Speaking at public TV’s political talk show Accents late on January 22, Vashakidze said that to suggest that there would be no change in “near future” actually implied that there might be change at some point in the future. He also said that naming Armenia, which does not aspire NATO membership, as a model for Georgia required serious explanations.
“I think that the PM himself should make a clear explanation about those remarks he made in Armenia,” Vashakidze said, adding that he will be “very glad” if his resignation serves as a catalyst “to clarifying our foreign policy.”
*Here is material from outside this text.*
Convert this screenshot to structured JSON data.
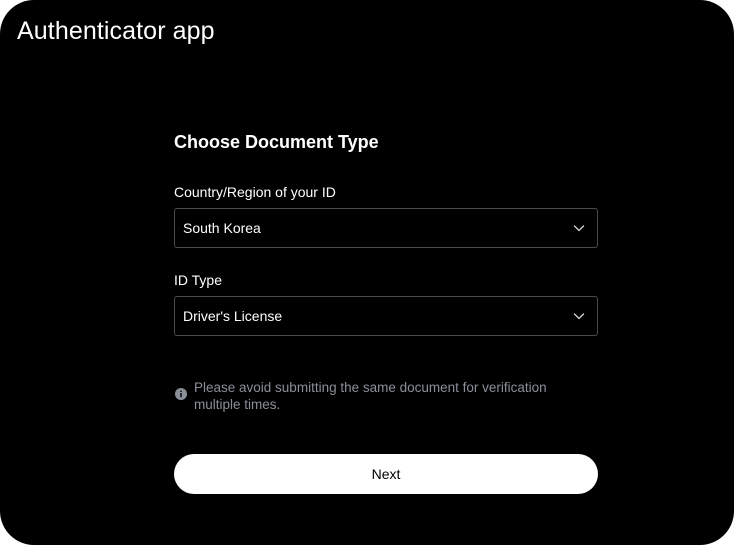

He said speculation that his resignation was prior agreed with President Saakashvili and his UNM party in the context of the latter’s allegations that the new government was shifting Georgia’s pro-western foreign policy towards Russia, was groundless. Vashakidze said that he was not even UNM supporters and had critical opinions over many of UNM’s domestic policy issues.
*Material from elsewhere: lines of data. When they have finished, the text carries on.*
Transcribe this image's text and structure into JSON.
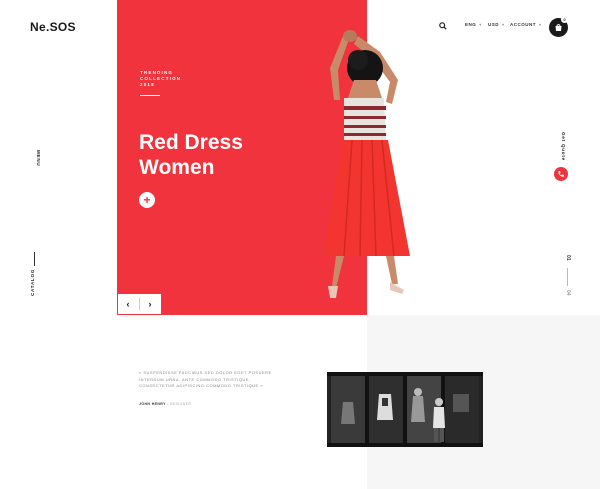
{
  "brand": {
    "logo": "Ne.SOS"
  },
  "header": {
    "nav": [
      {
        "label": "ENG"
      },
      {
        "label": "USD"
      },
      {
        "label": "ACCOUNT"
      }
    ],
    "cart_count": "0"
  },
  "hero": {
    "eyebrow_line1": "TRENDING",
    "eyebrow_line2": "COLLECTION",
    "eyebrow_line3": "2018",
    "title_line1": "Red Dress",
    "title_line2": "Women",
    "plus_label": "+",
    "prev_label": "‹",
    "next_label": "›"
  },
  "sidebar_left": {
    "menu_label": "MENU",
    "catalog_label": "CATALOG"
  },
  "sidebar_right": {
    "contact_label": "Get Quote",
    "slide_current": "01",
    "slide_total": "04"
  },
  "testimonial": {
    "quote": "« SUSPENDISSE FAUCIBUS SED DOLOR EGET POSUERE INTERDUM URNA. ANTE COMMODO TRISTIQUE, CONSECTETUR ADIPISCING COMMODO TRISTIQUE »",
    "author": "JOHN HENRY",
    "author_role": "/ DESIGNER"
  },
  "colors": {
    "accent": "#f0333d",
    "dark": "#1a1a1a",
    "panel": "#f6f6f6"
  },
  "icons": [
    "search-icon",
    "cart-icon",
    "phone-icon",
    "plus-icon",
    "arrow-left-icon",
    "arrow-right-icon"
  ]
}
Vashakidze, who joined the Foreign Ministry in 1996, worked on number of senior posts in recent years including in the National Security Council and Ministry of Defense before becoming first deputy foreign minister in 2010. He retained one of the deputy minister’s posts after the new government came into office following the October 2012 parliamentary elections and became Georgia’s chief negotiator in Geneva talks.
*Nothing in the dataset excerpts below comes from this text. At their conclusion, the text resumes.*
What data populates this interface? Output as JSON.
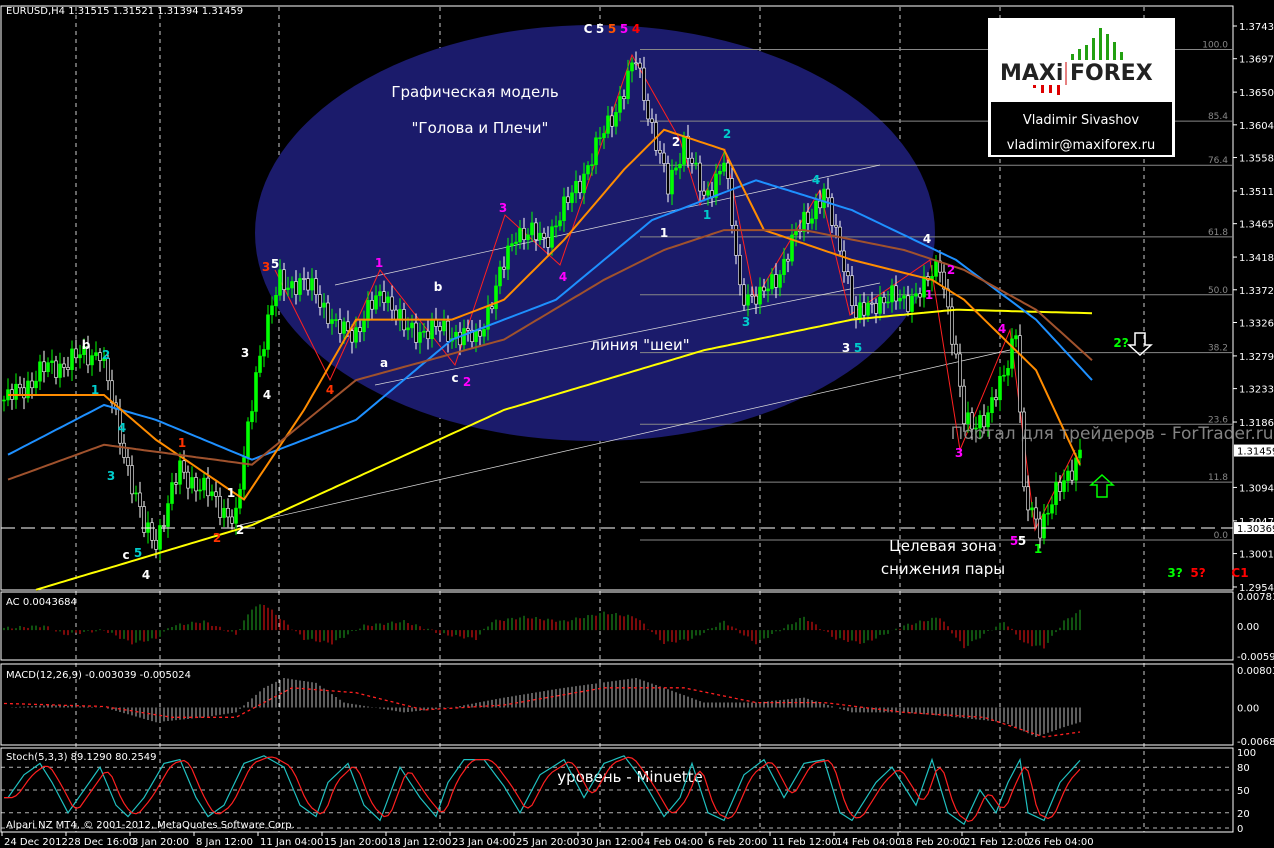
{
  "header": {
    "symbol_info": "EURUSD,H4  1.31515 1.31521 1.31394 1.31459"
  },
  "footer": {
    "copyright": "Alpari NZ MT4, © 2001-2012, MetaQuotes Software Corp."
  },
  "logo": {
    "brand_left": "MAXi",
    "brand_right": "FOREX",
    "author": "Vladimir Sivashov",
    "email": "vladimir@maxiforex.ru"
  },
  "annotations": {
    "pattern_title": "Графическая модель",
    "pattern_name": "\"Голова и Плечи\"",
    "neckline": "линия \"шеи\"",
    "target_1": "Целевая зона",
    "target_2": "снижения пары",
    "watermark": "Портал для трейдеров - ForTrader.ru",
    "level": "уровень - Minuette"
  },
  "colors": {
    "bull": "#00ff00",
    "bear": "#ffffff",
    "ellipse": "#1b1b6b",
    "ma_yellow": "#ffff00",
    "ma_blue": "#1e90ff",
    "ma_orange": "#ff8c00",
    "ma_brown": "#a0522d"
  },
  "wave_labels": [
    {
      "t": "b",
      "c": "#ffffff"
    },
    {
      "t": "2",
      "c": "#00cccc"
    },
    {
      "t": "1",
      "c": "#00cccc"
    },
    {
      "t": "4",
      "c": "#00cccc"
    },
    {
      "t": "3",
      "c": "#00cccc"
    },
    {
      "t": "c",
      "c": "#ffffff"
    },
    {
      "t": "5",
      "c": "#00cccc"
    },
    {
      "t": "4",
      "c": "#ffffff"
    },
    {
      "t": "1",
      "c": "#ff3300"
    },
    {
      "t": "2",
      "c": "#ff3300"
    },
    {
      "t": "1",
      "c": "#ffffff"
    },
    {
      "t": "2",
      "c": "#ffffff"
    },
    {
      "t": "3",
      "c": "#ffffff"
    },
    {
      "t": "4",
      "c": "#ffffff"
    },
    {
      "t": "3",
      "c": "#ff3300"
    },
    {
      "t": "5",
      "c": "#ffffff"
    },
    {
      "t": "4",
      "c": "#ff3300"
    },
    {
      "t": "1",
      "c": "#ff00ff"
    },
    {
      "t": "b",
      "c": "#ffffff"
    },
    {
      "t": "a",
      "c": "#ffffff"
    },
    {
      "t": "c",
      "c": "#ffffff"
    },
    {
      "t": "2",
      "c": "#ff00ff"
    },
    {
      "t": "3",
      "c": "#ff00ff"
    },
    {
      "t": "4",
      "c": "#ff00ff"
    },
    {
      "t": "2",
      "c": "#ffffff"
    },
    {
      "t": "2",
      "c": "#00cccc"
    },
    {
      "t": "1",
      "c": "#00cccc"
    },
    {
      "t": "1",
      "c": "#ffffff"
    },
    {
      "t": "3",
      "c": "#00cccc"
    },
    {
      "t": "4",
      "c": "#00cccc"
    },
    {
      "t": "3",
      "c": "#ffffff"
    },
    {
      "t": "5",
      "c": "#00cccc"
    },
    {
      "t": "4",
      "c": "#ffffff"
    },
    {
      "t": "2",
      "c": "#ff00ff"
    },
    {
      "t": "1",
      "c": "#ff00ff"
    },
    {
      "t": "3",
      "c": "#ff00ff"
    },
    {
      "t": "4",
      "c": "#ff00ff"
    },
    {
      "t": "5",
      "c": "#ff00ff"
    },
    {
      "t": "5",
      "c": "#ffffff"
    },
    {
      "t": "1",
      "c": "#00ff00"
    },
    {
      "t": "2?",
      "c": "#00ff00"
    },
    {
      "t": "3?",
      "c": "#00ff00"
    },
    {
      "t": "5?",
      "c": "#ff0000"
    },
    {
      "t": "C1",
      "c": "#ff0000"
    },
    {
      "t": "C",
      "c": "#ffffff"
    },
    {
      "t": "5",
      "c": "#ffffff"
    },
    {
      "t": "5",
      "c": "#ff5500"
    },
    {
      "t": "5",
      "c": "#ff00ff"
    },
    {
      "t": "4",
      "c": "#ff0000"
    }
  ],
  "chart_data": {
    "type": "candlestick",
    "title": "EURUSD,H4",
    "ohlc_last": {
      "open": 1.31515,
      "high": 1.31521,
      "low": 1.31394,
      "close": 1.31459
    },
    "ylim": [
      1.2932,
      1.3762
    ],
    "y_ticks": [
      "1.37430",
      "1.36970",
      "1.36500",
      "1.36040",
      "1.35580",
      "1.35110",
      "1.34650",
      "1.34180",
      "1.33720",
      "1.33260",
      "1.32790",
      "1.32330",
      "1.31860",
      "1.30940",
      "1.30470",
      "1.30010",
      "1.29540"
    ],
    "current_price": "1.31459",
    "dashed_level": "1.30369",
    "x_ticks": [
      "24 Dec 2012",
      "28 Dec 16:00",
      "3 Jan 20:00",
      "8 Jan 12:00",
      "11 Jan 04:00",
      "15 Jan 20:00",
      "18 Jan 12:00",
      "23 Jan 04:00",
      "25 Jan 20:00",
      "30 Jan 12:00",
      "4 Feb 04:00",
      "6 Feb 20:00",
      "11 Feb 12:00",
      "14 Feb 04:00",
      "18 Feb 20:00",
      "21 Feb 12:00",
      "26 Feb 04:00"
    ],
    "fib": {
      "low": 1.302,
      "high": 1.371,
      "levels": [
        "0.0",
        "11.8",
        "23.6",
        "38.2",
        "50.0",
        "61.8",
        "76.4",
        "85.4",
        "100.0"
      ]
    },
    "price_path": [
      [
        1,
        1.3217
      ],
      [
        10,
        1.3259
      ],
      [
        24,
        1.3287
      ],
      [
        28,
        1.3189
      ],
      [
        35,
        1.3034
      ],
      [
        38,
        1.302
      ],
      [
        44,
        1.3119
      ],
      [
        50,
        1.309
      ],
      [
        58,
        1.3048
      ],
      [
        63,
        1.3259
      ],
      [
        69,
        1.3386
      ],
      [
        78,
        1.3372
      ],
      [
        83,
        1.3315
      ],
      [
        88,
        1.3315
      ],
      [
        95,
        1.3372
      ],
      [
        100,
        1.3315
      ],
      [
        110,
        1.3315
      ],
      [
        118,
        1.3301
      ],
      [
        123,
        1.3372
      ],
      [
        128,
        1.3456
      ],
      [
        135,
        1.3442
      ],
      [
        140,
        1.3484
      ],
      [
        148,
        1.3569
      ],
      [
        155,
        1.3653
      ],
      [
        158,
        1.3695
      ],
      [
        161,
        1.3625
      ],
      [
        166,
        1.3512
      ],
      [
        170,
        1.3583
      ],
      [
        175,
        1.3498
      ],
      [
        180,
        1.3555
      ],
      [
        184,
        1.3372
      ],
      [
        189,
        1.3358
      ],
      [
        194,
        1.34
      ],
      [
        200,
        1.347
      ],
      [
        205,
        1.3505
      ],
      [
        210,
        1.3414
      ],
      [
        213,
        1.333
      ],
      [
        218,
        1.3358
      ],
      [
        225,
        1.3358
      ],
      [
        230,
        1.3372
      ],
      [
        234,
        1.3414
      ],
      [
        236,
        1.3344
      ],
      [
        240,
        1.3189
      ],
      [
        246,
        1.3189
      ],
      [
        250,
        1.3259
      ],
      [
        253,
        1.3315
      ],
      [
        255,
        1.3077
      ],
      [
        259,
        1.3042
      ],
      [
        264,
        1.3091
      ],
      [
        269,
        1.3146
      ]
    ],
    "series": [
      {
        "name": "MA yellow",
        "color": "#ffff00",
        "points": [
          [
            8,
            1.295
          ],
          [
            62,
            1.3041
          ],
          [
            125,
            1.3203
          ],
          [
            175,
            1.3287
          ],
          [
            212,
            1.333
          ],
          [
            238,
            1.3344
          ],
          [
            272,
            1.3339
          ]
        ]
      },
      {
        "name": "MA blue",
        "color": "#1e90ff",
        "points": [
          [
            1,
            1.314
          ],
          [
            25,
            1.321
          ],
          [
            38,
            1.3189
          ],
          [
            62,
            1.3133
          ],
          [
            88,
            1.3189
          ],
          [
            112,
            1.3302
          ],
          [
            138,
            1.3358
          ],
          [
            162,
            1.347
          ],
          [
            188,
            1.3526
          ],
          [
            212,
            1.3484
          ],
          [
            238,
            1.3414
          ],
          [
            258,
            1.333
          ],
          [
            272,
            1.3245
          ]
        ]
      },
      {
        "name": "MA orange",
        "color": "#ff8c00",
        "points": [
          [
            1,
            1.3224
          ],
          [
            25,
            1.3224
          ],
          [
            38,
            1.3161
          ],
          [
            60,
            1.3077
          ],
          [
            75,
            1.3203
          ],
          [
            88,
            1.333
          ],
          [
            112,
            1.333
          ],
          [
            125,
            1.3358
          ],
          [
            140,
            1.3442
          ],
          [
            155,
            1.3541
          ],
          [
            165,
            1.3597
          ],
          [
            180,
            1.3569
          ],
          [
            190,
            1.3456
          ],
          [
            212,
            1.3414
          ],
          [
            232,
            1.3386
          ],
          [
            240,
            1.3358
          ],
          [
            258,
            1.3259
          ],
          [
            269,
            1.3126
          ]
        ]
      },
      {
        "name": "MA brown",
        "color": "#a0522d",
        "points": [
          [
            1,
            1.3105
          ],
          [
            25,
            1.3154
          ],
          [
            62,
            1.3126
          ],
          [
            88,
            1.3245
          ],
          [
            125,
            1.3302
          ],
          [
            150,
            1.3386
          ],
          [
            165,
            1.3428
          ],
          [
            180,
            1.3456
          ],
          [
            200,
            1.3456
          ],
          [
            225,
            1.3428
          ],
          [
            240,
            1.34
          ],
          [
            258,
            1.3344
          ],
          [
            272,
            1.3273
          ]
        ]
      }
    ],
    "ac": {
      "label": "AC 0.0043684",
      "ticks": [
        "0.007811",
        "0.00",
        "-0.00593"
      ],
      "ylim": [
        -0.00593,
        0.007811
      ],
      "points": [
        [
          1,
          0.0005
        ],
        [
          10,
          0.001
        ],
        [
          15,
          -0.001
        ],
        [
          25,
          0
        ],
        [
          32,
          -0.003
        ],
        [
          38,
          -0.002
        ],
        [
          42,
          0.001
        ],
        [
          50,
          0.002
        ],
        [
          58,
          -0.001
        ],
        [
          62,
          0.005
        ],
        [
          65,
          0.006
        ],
        [
          70,
          0.002
        ],
        [
          75,
          -0.002
        ],
        [
          82,
          -0.003
        ],
        [
          90,
          0.001
        ],
        [
          100,
          0.002
        ],
        [
          110,
          -0.001
        ],
        [
          118,
          -0.002
        ],
        [
          122,
          0.002
        ],
        [
          130,
          0.003
        ],
        [
          140,
          0.002
        ],
        [
          150,
          0.004
        ],
        [
          158,
          0.003
        ],
        [
          165,
          -0.003
        ],
        [
          172,
          -0.002
        ],
        [
          180,
          0.002
        ],
        [
          188,
          -0.003
        ],
        [
          200,
          0.003
        ],
        [
          208,
          -0.002
        ],
        [
          215,
          -0.003
        ],
        [
          225,
          0.001
        ],
        [
          234,
          0.003
        ],
        [
          240,
          -0.004
        ],
        [
          250,
          0.002
        ],
        [
          255,
          -0.003
        ],
        [
          260,
          -0.004
        ],
        [
          265,
          0.002
        ],
        [
          269,
          0.0044
        ]
      ]
    },
    "macd": {
      "label": "MACD(12,26,9) -0.003039 -0.005024",
      "ticks": [
        "0.008031",
        "0.00",
        "-0.006821"
      ],
      "ylim": [
        -0.006821,
        0.008031
      ],
      "hist": [
        [
          1,
          0
        ],
        [
          12,
          0.0005
        ],
        [
          25,
          0
        ],
        [
          38,
          -0.003
        ],
        [
          50,
          -0.002
        ],
        [
          58,
          -0.001
        ],
        [
          65,
          0.004
        ],
        [
          70,
          0.006
        ],
        [
          78,
          0.005
        ],
        [
          85,
          0.001
        ],
        [
          100,
          -0.001
        ],
        [
          112,
          0
        ],
        [
          125,
          0.002
        ],
        [
          140,
          0.004
        ],
        [
          158,
          0.006
        ],
        [
          165,
          0.004
        ],
        [
          175,
          0.001
        ],
        [
          188,
          0.001
        ],
        [
          200,
          0.002
        ],
        [
          212,
          -0.001
        ],
        [
          225,
          -0.001
        ],
        [
          238,
          -0.002
        ],
        [
          250,
          -0.003
        ],
        [
          258,
          -0.006
        ],
        [
          265,
          -0.004
        ],
        [
          269,
          -0.003
        ]
      ],
      "signal": [
        [
          1,
          0.0008
        ],
        [
          25,
          0.0002
        ],
        [
          42,
          -0.002
        ],
        [
          58,
          -0.002
        ],
        [
          72,
          0.004
        ],
        [
          88,
          0.003
        ],
        [
          105,
          -0.0005
        ],
        [
          125,
          0.0005
        ],
        [
          150,
          0.004
        ],
        [
          170,
          0.004
        ],
        [
          188,
          0.001
        ],
        [
          205,
          0.001
        ],
        [
          225,
          -0.001
        ],
        [
          245,
          -0.002
        ],
        [
          260,
          -0.006
        ],
        [
          269,
          -0.005
        ]
      ]
    },
    "stoch": {
      "label": "Stoch(5,3,3) 89.1290 80.2549",
      "ticks": [
        "100",
        "80",
        "50",
        "20",
        "0"
      ],
      "ylim": [
        0,
        100
      ],
      "main": [
        [
          1,
          40
        ],
        [
          5,
          70
        ],
        [
          9,
          85
        ],
        [
          12,
          60
        ],
        [
          16,
          20
        ],
        [
          20,
          50
        ],
        [
          24,
          80
        ],
        [
          28,
          30
        ],
        [
          31,
          15
        ],
        [
          35,
          40
        ],
        [
          40,
          85
        ],
        [
          44,
          90
        ],
        [
          48,
          40
        ],
        [
          51,
          15
        ],
        [
          55,
          30
        ],
        [
          60,
          85
        ],
        [
          65,
          95
        ],
        [
          70,
          80
        ],
        [
          74,
          30
        ],
        [
          78,
          15
        ],
        [
          81,
          60
        ],
        [
          86,
          85
        ],
        [
          90,
          30
        ],
        [
          94,
          10
        ],
        [
          99,
          80
        ],
        [
          104,
          40
        ],
        [
          108,
          15
        ],
        [
          111,
          60
        ],
        [
          115,
          90
        ],
        [
          120,
          90
        ],
        [
          125,
          55
        ],
        [
          129,
          20
        ],
        [
          134,
          70
        ],
        [
          140,
          90
        ],
        [
          145,
          40
        ],
        [
          150,
          85
        ],
        [
          155,
          95
        ],
        [
          160,
          60
        ],
        [
          165,
          15
        ],
        [
          169,
          40
        ],
        [
          172,
          85
        ],
        [
          176,
          20
        ],
        [
          180,
          10
        ],
        [
          185,
          70
        ],
        [
          190,
          90
        ],
        [
          195,
          40
        ],
        [
          200,
          85
        ],
        [
          205,
          90
        ],
        [
          209,
          20
        ],
        [
          212,
          10
        ],
        [
          218,
          60
        ],
        [
          222,
          80
        ],
        [
          228,
          30
        ],
        [
          232,
          90
        ],
        [
          236,
          20
        ],
        [
          240,
          5
        ],
        [
          244,
          50
        ],
        [
          248,
          20
        ],
        [
          251,
          60
        ],
        [
          254,
          90
        ],
        [
          256,
          20
        ],
        [
          260,
          10
        ],
        [
          264,
          60
        ],
        [
          269,
          89
        ]
      ]
    }
  }
}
Vashakidze said that he accepted offer from the new government to remain on deputy foreign minister’s post because of Georgian Dream’s declared pro-western foreign policy course; he, however, also said that since then he became disillusioned even before PM’s remarks in Armenia. He said that during one meeting with PM Ivanishvili recently to discuss an issue, which was agreed with Foreign Ministry leadership, the PM rejected the issue citing that it was not in line with his policy priorities. Vashakidze declined to specify the topic in question citing “sensitivity of the issue.”
First Deputy Foreign Minister Davit Zalkaliani told Maestro TV on January 22, that Vashakidze’s decision to resign was a surprise for him.
“We have not heard any complaints from him over foreign policy course and it was a surprise to certain extent,” Zalkaliani said.
Parliamentary Chairman Davit Usupashvili told Rustavi 2 TV’s political talk-show Position late on January 22 that as far as he knew reason behind Vashakidze’s resignation was not the one cited by former deputy minister himself, but was something else; Usupashvili refused to specify.